The temperature drops considerably on the playa at night, so it felt cozy in the sleeping bag when I occasionally awoke during the night. But by 10 AM the sun had turned the tent into a little oven, so I got up. In the Whiskey & Whores tent, I sat at a table and had one of the sandwiches I'd bought and a Red Bull for breakfast. I decided to venture out into the open playa beyond the City circle to see some of the massive art sculptures out there. The playa dust was pretty loose and thick this year, making pedaling off the Black Rock City (BRC) streets (which are watered down regularly by tanker truck sprayers) really difficult. That, and the incredible heat of the sun, wore me out after a short while, so I doubled back towards the camp. I stopped at the Weenie camp for a couple of free hot dogs before retiring to the tent once again for a late morning nap. In the afternoon, I walked back over to Main Camp again, where the talkers had been replaced by various folk singers. Again, the hippie crowd was fascinating, but only for a while. One old guy was sitting there giving out free pasties, which afforded him the opportunity to wipe off the nipples of women who took him up on the offer before rubbing them on nicely so they'd stick. (Nice schtick, why didn't I think of that?)
The political atmosphere at Black Rock City was predictable. Besides the mocking tone with which the term "American Dream" was always mentioned, scattered throughout the camps of any theme were various defaced pictures of Bush, Cheney et al - even one portrait of Alan Greenspan captioned "Father of Global Misery". With all due disdain for the swindle that is the Federal Reserve System, somehow attributing the purported misery of the globe to him struck me as a bit much. And of course, thousands gathered to swoon as Obama's acceptance speech was blasted from a sound system outside the Black Rock City radio station (I was fortunately far from that scene). The only response I could muster up was to bring out my old 2-inch red, white & blue "I LIKE IKE" button that my father had me wear to 5th grade back during the 1956 election (saved by my mom, bless her soul). You want American Dream, here's a flash back to a time I remember before the ragged masses thought you had to be asleep to believe it. Not much of a costume in that environment, but I enjoyed the puzzled looks in reaction to my T-shirt bearing the 9-year-old zombie from Night of the Living Dead with that button on her forehead.
I struck up a conversation with some guys from Chicago, bought one of them a coffee, and we walked around the city for a while.
After another sandwich back at W&W, the techno blasting from Mal-Mart across the way sent me hiking off again.
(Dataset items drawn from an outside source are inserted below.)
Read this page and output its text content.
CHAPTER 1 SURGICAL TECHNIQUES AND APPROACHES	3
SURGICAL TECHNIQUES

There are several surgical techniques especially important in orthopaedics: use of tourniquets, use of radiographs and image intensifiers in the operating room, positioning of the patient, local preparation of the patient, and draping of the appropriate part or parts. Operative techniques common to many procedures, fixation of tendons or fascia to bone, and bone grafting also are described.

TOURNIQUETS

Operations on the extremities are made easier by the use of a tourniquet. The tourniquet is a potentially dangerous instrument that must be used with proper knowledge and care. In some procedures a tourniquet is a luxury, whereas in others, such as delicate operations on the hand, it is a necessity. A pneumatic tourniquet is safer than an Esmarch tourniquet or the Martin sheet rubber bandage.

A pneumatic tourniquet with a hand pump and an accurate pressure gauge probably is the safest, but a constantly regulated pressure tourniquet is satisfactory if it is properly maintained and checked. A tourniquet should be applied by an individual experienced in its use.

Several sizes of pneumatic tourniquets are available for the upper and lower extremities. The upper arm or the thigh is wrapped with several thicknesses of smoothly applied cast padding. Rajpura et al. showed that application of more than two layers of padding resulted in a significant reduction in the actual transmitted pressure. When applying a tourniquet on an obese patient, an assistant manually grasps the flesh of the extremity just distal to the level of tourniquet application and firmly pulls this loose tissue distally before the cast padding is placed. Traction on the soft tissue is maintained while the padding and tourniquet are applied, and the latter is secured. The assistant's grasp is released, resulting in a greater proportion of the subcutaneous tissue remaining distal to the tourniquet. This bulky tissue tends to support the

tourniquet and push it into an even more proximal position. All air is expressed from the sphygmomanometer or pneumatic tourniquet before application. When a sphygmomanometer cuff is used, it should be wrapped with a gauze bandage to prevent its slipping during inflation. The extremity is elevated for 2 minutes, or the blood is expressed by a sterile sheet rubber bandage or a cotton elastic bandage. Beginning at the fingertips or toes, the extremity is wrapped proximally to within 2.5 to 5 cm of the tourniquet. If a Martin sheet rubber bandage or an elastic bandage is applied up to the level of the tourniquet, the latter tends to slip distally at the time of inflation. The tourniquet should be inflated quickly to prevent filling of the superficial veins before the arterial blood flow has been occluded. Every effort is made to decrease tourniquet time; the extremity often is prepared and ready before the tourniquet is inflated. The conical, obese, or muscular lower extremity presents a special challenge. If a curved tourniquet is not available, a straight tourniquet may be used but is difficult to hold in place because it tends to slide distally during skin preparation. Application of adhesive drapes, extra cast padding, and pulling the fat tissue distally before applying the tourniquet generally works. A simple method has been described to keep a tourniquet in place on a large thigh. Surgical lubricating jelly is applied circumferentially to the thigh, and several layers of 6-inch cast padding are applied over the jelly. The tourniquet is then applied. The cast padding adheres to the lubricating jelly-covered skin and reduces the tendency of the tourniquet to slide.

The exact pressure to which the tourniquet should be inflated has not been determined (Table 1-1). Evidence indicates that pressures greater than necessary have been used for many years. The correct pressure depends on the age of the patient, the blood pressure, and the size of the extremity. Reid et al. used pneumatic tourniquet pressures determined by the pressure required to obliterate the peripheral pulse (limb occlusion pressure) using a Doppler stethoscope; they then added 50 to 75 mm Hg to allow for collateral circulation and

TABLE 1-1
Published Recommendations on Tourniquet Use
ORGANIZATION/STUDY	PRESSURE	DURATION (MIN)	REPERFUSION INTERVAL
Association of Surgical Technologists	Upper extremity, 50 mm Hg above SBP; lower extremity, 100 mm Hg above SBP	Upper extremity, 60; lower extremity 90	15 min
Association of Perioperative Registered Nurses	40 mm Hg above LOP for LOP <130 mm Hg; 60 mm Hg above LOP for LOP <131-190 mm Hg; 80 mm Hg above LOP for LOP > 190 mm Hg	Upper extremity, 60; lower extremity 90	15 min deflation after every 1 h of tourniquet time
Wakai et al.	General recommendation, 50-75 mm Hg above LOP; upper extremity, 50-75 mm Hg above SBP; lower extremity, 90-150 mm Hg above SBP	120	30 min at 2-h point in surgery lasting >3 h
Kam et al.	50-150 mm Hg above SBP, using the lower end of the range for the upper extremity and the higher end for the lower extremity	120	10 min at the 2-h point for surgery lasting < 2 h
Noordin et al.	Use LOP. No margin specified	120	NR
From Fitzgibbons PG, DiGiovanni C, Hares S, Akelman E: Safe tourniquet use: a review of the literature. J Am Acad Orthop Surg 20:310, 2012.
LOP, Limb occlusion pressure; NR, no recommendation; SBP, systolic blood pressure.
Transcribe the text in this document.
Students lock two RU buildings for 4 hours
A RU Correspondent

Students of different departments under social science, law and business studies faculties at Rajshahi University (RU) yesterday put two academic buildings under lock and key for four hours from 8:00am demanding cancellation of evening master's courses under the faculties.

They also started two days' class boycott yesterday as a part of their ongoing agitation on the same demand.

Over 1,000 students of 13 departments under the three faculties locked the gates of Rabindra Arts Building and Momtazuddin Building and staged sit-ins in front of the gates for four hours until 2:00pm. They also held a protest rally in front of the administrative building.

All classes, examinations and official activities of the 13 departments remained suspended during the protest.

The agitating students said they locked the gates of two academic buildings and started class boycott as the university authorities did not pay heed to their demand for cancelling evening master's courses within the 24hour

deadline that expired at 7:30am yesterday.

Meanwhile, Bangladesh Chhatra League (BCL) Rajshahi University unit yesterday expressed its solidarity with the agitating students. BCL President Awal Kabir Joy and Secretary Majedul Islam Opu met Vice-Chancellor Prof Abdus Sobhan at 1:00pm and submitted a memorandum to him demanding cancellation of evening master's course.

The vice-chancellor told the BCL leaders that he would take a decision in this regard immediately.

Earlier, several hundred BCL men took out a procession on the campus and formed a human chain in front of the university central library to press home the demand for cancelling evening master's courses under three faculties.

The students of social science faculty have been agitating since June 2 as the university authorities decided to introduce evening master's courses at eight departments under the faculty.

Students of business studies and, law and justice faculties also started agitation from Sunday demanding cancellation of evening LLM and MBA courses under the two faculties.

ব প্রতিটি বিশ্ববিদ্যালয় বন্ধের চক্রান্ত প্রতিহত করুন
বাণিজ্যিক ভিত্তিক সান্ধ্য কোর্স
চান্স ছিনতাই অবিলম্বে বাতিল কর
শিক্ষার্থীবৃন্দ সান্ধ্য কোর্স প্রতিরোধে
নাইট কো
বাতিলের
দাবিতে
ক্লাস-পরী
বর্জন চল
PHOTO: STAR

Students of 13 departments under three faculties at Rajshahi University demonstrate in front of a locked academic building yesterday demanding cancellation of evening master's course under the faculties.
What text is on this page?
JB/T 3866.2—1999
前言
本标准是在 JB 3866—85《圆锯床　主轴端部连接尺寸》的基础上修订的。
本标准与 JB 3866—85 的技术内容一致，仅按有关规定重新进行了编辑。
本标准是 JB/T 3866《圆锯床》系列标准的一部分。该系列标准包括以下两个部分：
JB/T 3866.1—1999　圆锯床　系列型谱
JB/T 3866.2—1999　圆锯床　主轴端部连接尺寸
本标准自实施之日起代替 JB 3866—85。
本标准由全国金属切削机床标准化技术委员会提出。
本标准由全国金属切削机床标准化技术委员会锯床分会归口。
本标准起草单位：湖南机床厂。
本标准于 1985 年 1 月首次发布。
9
I try to be open to all different kinds of music, but to me techno is a substitute for music. I consider music to be something generated by humans, expressing inner feelings. When someone cleverly programs a digital circuit to make regular sounds simulating drums and such, it isn't music. And when humans dance to it, they're not tuning in to the emotions conveyed by sounds produced by another human, but allowing their bodies to be controlled by a machine; an experience which I think separates them from any humanity, a distortion of what music is. So the more techno I heard coming from the many camps, the more repulsion I felt for the entire environment. I came across many interesting works of art and theme camps on my wanderings, but there was always that.
The Man that towers over the crowds that mill about in the center of BRC is a totem of sorts, the central theme of the whole festival to many. There was a DJ booth set up out there, playing (you guessed it) techno beats, and a crowd dancing beneath The Man. The Man, standing there waiting to be burned on Saturday night, also serves as a beacon of orientation; when you're out on the streets and have lost your way, you look around till you see The Man in the distance and get your bearings again.
I'd had enough by 11 PM, and was greatly relieved upon returning to my tent to find that Mal-Mart had indeed closed down early again, allowing me to go to sleep. I decided I had had enough of the entire Burning Man experience, and that I'd get the hell out of there Friday morning instead of Saturday as originally planned.